Natural Language Processing and the challenge of Kalaallisut
Natural Language Processing (NLP) has made substantial leaps in recent years, not least of which in the form of large language models (LLMs) and generative artificial intelligence. For many NLP engineers, language is essentially a solved problem – all we need is more data and more computing power. However, the theoretical constructs underlying contemporary NLP involve assumptions about languages which are, by and large, based on how major Indo-European languages behave. The engineer can reply with empirical results demonstrating the efficacy of their systems on goal-oriented language tasks – if it works, it works. But does it actually work?
In this talk, I present a work-in-progress experiment which seeks to test the limits of contemporary NLP on a language which looks and behaves very differently to major Indo-European languages, namely Kalaallisut (West Greenlandic). The project tests the feasibility of creating a neural machine translation model for Kalaallisut to Danish, why this is an important problem, and what the results might suggest going forward.
Ross Deans Kristensen-McLachlan is Associate Professor in Cognitive Science and Humanities Computing, based at the Center for Humanities Computing, Aarhus University.

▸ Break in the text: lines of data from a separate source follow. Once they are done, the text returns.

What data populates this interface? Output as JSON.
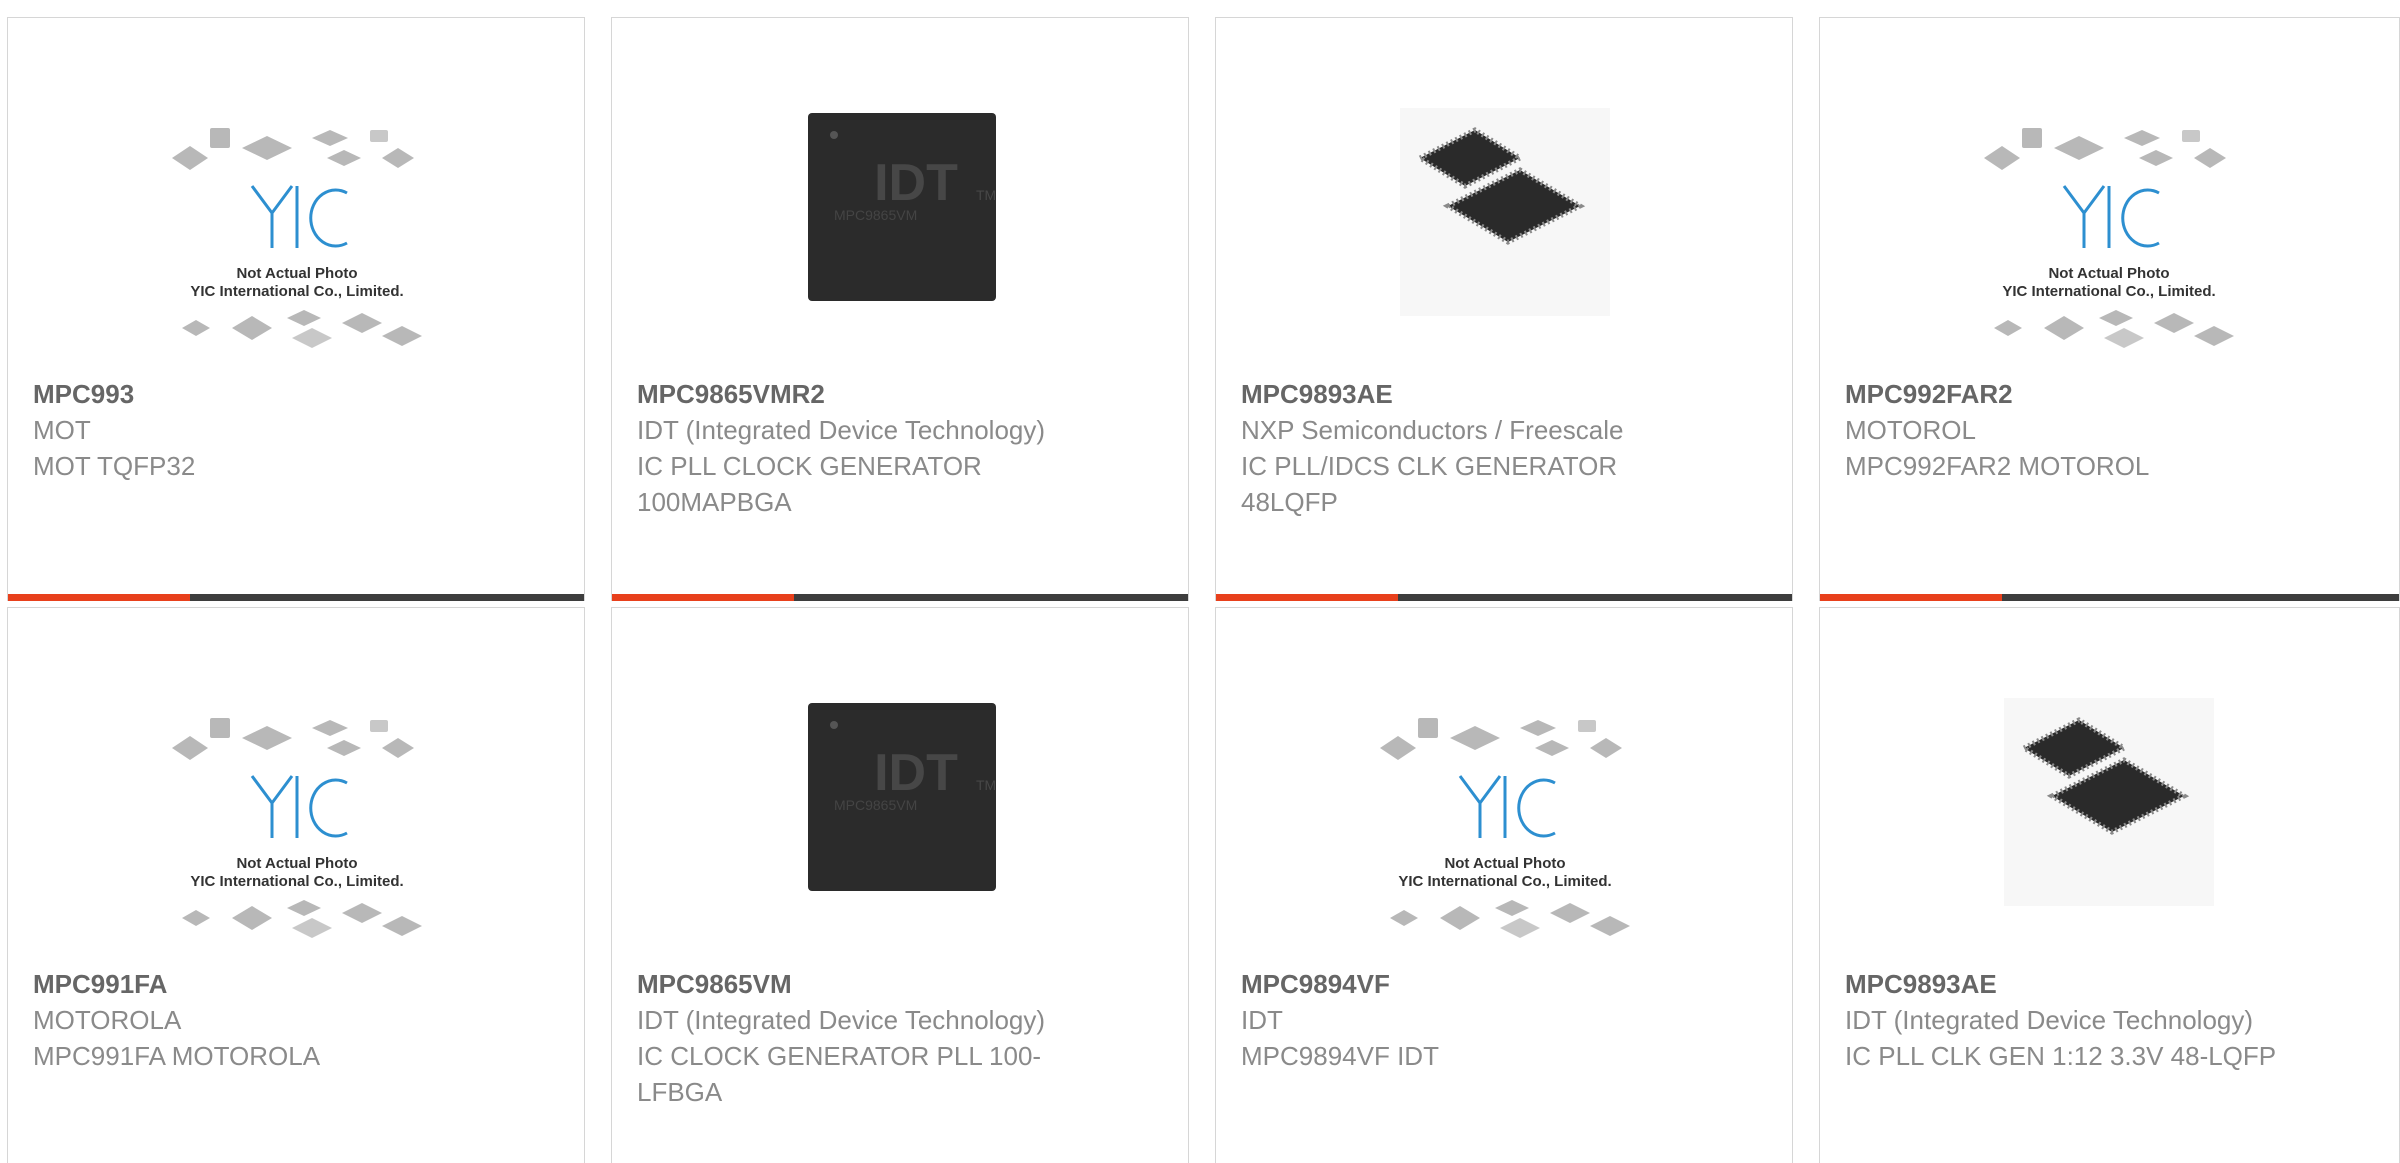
{
  "colors": {
    "accent": "#e8401c",
    "bar": "#3d3d3d",
    "border": "#d6d6d6",
    "part_number": "#666666",
    "text": "#8a8a8a",
    "logo_blue": "#2d8fd0"
  },
  "placeholder": {
    "line1": "Not Actual Photo",
    "line2": "YIC International Co., Limited.",
    "logo": "YIC"
  },
  "idt": {
    "brand": "IDT",
    "tm": "TM",
    "marking_1": "MPC9865VM",
    "marking_2": "MPC9865VM"
  },
  "products": [
    {
      "part": "MPC993",
      "manufacturer": "MOT",
      "description": "MOT TQFP32",
      "image": "placeholder-icon"
    },
    {
      "part": "MPC9865VMR2",
      "manufacturer": "IDT (Integrated Device Technology)",
      "description": "IC PLL CLOCK GENERATOR 100MAPBGA",
      "image": "idt-chip-icon"
    },
    {
      "part": "MPC9893AE",
      "manufacturer": "NXP Semiconductors / Freescale",
      "description": "IC PLL/IDCS CLK GENERATOR 48LQFP",
      "image": "lqfp-chip-icon"
    },
    {
      "part": "MPC992FAR2",
      "manufacturer": "MOTOROL",
      "description": "MPC992FAR2 MOTOROL",
      "image": "placeholder-icon"
    },
    {
      "part": "MPC991FA",
      "manufacturer": "MOTOROLA",
      "description": "MPC991FA MOTOROLA",
      "image": "placeholder-icon"
    },
    {
      "part": "MPC9865VM",
      "manufacturer": "IDT (Integrated Device Technology)",
      "description": "IC CLOCK GENERATOR PLL 100-LFBGA",
      "image": "idt-chip-icon"
    },
    {
      "part": "MPC9894VF",
      "manufacturer": "IDT",
      "description": "MPC9894VF IDT",
      "image": "placeholder-icon"
    },
    {
      "part": "MPC9893AE",
      "manufacturer": "IDT (Integrated Device Technology)",
      "description": "IC PLL CLK GEN 1:12 3.3V 48-LQFP",
      "image": "lqfp-chip-icon"
    }
  ]
}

He works at the intersection of a number of related disciplines, such as linguistics, cognitive science, natural language processing, and artificial intelligence. Drawing on these disciplines, he studies the following questions:
- How do we construct meaning with and through natural language?
- What are the dynamic, historical processes underlying cultural evolution and change?
- How can we study these phenomena at scale using textual cultural heritage data?
He collaborates with humanities scholars from domains as varied as literary history and classics, to art history and the study of religion. In practice, this collaborative and interdisciplinary approach combines detailed, domain-specific knowledge from the humanities with state-of-the-art technical methods derived from natural language processing and computer vision.